The government could save lives and cut costs if it made it more difficult to launch a new medication, according to a new study.

The study, conducted by Duke University and published August 5 in Health Affairs, said medication errors - or adverse drug events -could be prevented if the Food and Drug Administration required pharmaceutical companies to conduct larger pre-approval clinical trials.

Drug safety has been a much-discussed topic recently, but most of the attention has focused on post-marketing surveillance, not on determining how likely the drugs are to cause adverse effects, authors of the study said.

"Clinical trials are currently designed to get drugs approved," said lead author Shelby Reed, an associate professor in medicine at the Duke Clinical Research Institute. "Detection of adverse drug events, if it happens at all, occurs as a by-product."

Reed said the ability to detect adverse events should be "an explicit factor" in designing clinical trials.

"Pre-approval trials can't be the whole story when it comes to drug safety, but they can be a crucial part of an overall strategy," she added.

Reed and her co-authors said the FDA should require drug makers to increase the number of patients used in trials of drugs with greater odds of an adverse event. Pre-approval trials can then be designed with enough patients to be able to "reliably detect" the odds of adverse drug effects, she said.

Researchers said adverse drug events might outweigh a given drug's benefits depending on the severity of the disease being treated, the number of people suffering from the condition, and the availability of alternative therapies. The authors said the ability of clinical trials to detect potential medication errors could be strengthened by including patients at high risk for the adverse effects, as well as increasing the size of the trials.

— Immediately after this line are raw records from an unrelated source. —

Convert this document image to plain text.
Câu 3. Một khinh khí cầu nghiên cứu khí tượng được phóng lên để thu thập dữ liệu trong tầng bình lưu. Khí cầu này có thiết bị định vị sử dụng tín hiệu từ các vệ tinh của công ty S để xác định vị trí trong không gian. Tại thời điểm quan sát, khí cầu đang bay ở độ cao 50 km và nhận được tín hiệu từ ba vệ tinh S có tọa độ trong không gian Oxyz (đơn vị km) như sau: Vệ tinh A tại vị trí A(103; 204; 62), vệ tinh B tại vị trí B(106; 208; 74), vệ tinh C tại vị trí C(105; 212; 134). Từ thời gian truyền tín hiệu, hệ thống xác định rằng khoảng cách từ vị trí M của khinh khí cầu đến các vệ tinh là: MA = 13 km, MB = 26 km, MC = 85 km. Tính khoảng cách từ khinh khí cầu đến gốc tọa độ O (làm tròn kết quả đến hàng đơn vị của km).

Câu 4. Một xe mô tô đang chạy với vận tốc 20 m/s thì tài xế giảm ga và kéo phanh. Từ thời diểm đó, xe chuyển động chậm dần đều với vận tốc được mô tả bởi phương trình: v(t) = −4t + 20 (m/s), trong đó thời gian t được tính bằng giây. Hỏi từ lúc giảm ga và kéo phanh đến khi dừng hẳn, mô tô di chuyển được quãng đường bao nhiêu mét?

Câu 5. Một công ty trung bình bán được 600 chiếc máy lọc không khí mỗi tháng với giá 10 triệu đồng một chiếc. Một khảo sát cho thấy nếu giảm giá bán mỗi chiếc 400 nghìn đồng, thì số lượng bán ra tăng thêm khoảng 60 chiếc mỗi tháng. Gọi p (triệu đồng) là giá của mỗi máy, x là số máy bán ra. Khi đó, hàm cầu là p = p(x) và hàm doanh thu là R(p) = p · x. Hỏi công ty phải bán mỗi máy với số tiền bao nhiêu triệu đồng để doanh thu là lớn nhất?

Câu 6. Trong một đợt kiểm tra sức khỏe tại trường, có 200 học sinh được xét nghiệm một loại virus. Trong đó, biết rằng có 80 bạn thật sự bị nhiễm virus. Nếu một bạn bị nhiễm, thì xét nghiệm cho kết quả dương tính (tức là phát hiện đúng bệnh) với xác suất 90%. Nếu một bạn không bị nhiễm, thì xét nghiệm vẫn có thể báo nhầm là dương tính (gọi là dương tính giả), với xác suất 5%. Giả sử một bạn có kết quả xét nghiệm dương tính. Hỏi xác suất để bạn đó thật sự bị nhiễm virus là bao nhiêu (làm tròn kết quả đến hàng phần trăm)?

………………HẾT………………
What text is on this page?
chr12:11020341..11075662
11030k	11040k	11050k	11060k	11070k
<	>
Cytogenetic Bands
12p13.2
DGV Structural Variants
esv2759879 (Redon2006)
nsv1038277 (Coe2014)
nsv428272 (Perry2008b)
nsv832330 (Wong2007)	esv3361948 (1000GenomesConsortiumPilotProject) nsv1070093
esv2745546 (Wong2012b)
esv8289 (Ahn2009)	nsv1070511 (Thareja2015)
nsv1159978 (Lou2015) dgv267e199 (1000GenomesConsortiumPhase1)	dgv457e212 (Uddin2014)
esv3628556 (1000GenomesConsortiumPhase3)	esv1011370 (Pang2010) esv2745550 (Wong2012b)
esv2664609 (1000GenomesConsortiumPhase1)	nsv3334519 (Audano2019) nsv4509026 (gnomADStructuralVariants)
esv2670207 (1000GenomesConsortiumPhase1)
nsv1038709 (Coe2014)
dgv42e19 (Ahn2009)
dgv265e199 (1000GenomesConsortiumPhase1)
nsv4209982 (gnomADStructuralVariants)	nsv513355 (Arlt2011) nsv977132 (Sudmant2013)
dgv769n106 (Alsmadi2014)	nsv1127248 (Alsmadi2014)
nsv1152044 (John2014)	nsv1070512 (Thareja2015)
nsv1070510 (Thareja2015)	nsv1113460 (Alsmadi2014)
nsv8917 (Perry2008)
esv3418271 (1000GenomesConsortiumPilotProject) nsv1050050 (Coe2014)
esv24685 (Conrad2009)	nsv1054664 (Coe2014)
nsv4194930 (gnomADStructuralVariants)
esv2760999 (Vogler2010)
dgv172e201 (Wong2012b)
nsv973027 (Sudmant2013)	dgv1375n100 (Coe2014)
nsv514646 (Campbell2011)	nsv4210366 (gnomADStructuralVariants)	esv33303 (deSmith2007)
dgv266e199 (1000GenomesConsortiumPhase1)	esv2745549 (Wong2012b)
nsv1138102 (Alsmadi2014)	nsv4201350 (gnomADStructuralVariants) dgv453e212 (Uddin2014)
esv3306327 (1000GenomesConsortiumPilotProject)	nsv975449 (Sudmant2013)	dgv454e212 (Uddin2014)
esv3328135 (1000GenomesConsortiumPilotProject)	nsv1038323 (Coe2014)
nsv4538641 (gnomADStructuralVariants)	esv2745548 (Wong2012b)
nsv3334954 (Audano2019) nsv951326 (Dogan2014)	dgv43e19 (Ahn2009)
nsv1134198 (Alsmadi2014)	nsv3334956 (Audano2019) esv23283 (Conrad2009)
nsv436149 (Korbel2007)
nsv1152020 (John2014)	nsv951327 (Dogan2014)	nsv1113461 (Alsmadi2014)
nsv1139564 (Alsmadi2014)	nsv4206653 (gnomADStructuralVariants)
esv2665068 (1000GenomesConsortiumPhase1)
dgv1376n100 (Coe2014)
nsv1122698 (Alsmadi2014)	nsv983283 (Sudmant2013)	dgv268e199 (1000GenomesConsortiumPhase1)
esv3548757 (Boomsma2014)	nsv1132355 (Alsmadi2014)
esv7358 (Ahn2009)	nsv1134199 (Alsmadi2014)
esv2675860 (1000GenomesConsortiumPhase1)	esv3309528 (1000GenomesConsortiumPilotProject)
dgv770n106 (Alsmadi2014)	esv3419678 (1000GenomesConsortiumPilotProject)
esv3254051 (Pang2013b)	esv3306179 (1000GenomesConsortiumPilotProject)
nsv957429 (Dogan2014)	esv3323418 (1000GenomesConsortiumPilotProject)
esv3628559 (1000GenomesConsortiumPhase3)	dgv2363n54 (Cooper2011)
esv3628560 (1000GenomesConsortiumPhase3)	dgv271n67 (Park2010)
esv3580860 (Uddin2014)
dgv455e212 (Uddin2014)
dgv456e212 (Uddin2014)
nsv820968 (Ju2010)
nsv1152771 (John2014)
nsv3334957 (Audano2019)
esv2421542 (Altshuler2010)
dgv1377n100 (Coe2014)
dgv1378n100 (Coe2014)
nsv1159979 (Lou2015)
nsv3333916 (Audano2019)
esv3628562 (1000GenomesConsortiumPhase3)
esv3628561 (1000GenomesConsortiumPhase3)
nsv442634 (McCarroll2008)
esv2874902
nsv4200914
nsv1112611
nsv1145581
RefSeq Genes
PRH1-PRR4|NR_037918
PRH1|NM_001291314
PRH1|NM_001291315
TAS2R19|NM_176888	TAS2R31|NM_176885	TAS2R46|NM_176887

Alan Garber, MD, a staff physician at the Veterans Affairs Palo Alto Health Care System and director of the Center for Health Policy and Center for Primary Care and Outcomes Research at Stanford University, said the best strategy for evaluating new therapies should vary from drug to drug. He called the Duke University study "a step toward the comprehensive, formal analysis needed to make rational decisions about drug safety."